Friday, December 10, 2010

The Lonely Journey of Grief, Part 10 of 15

IDEA: A friend can encourage a mourner to move out into a more active life.

PURPOSE: To help helpers know how to encourage those who are ready to move from the crucible stage to the construction stage of grief.

C. S. Lewis talked about “the laziness of grief,” and it may be necessary to press friends gently to move out into a more active life while not insisting they do so. Through such encouragement we may help them live again.

Some mourners change the scenery of their life—they travel or take up a new hobby, etc.

Grieving persons are often helped by returning to work or finding a job (in the case of a widow now deprived of support). Many people have to return to work, and others have to enter the workplace for the first time.

Some men and women who have no financial concerns invest themselves in others by volunteering to work at their church or in their community.
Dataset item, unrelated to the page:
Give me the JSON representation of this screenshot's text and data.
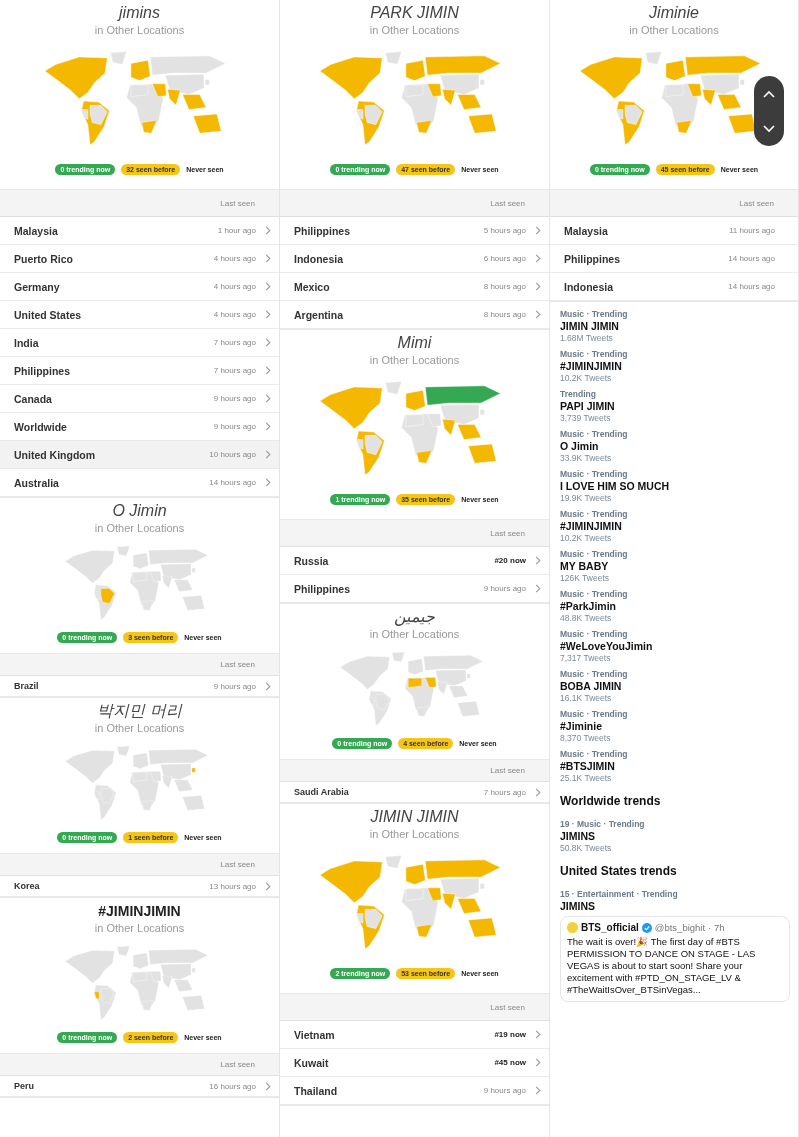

Some have gone back to school, enrolling in a college or seminary or business school to learn new things or to establish fresh, creative patterns for living again.

Caution: When friends see a mourner taking such steps, it does not mean that the grief is over. Spasms of grief, sudden and unpredictable, recur. Particular seasons of the year, tunes, scents, places, and, of course, anniversaries provoke the return of sadness. The first anniversary of the death is the worst. Somehow, passing that milestone gives hope that one can go on.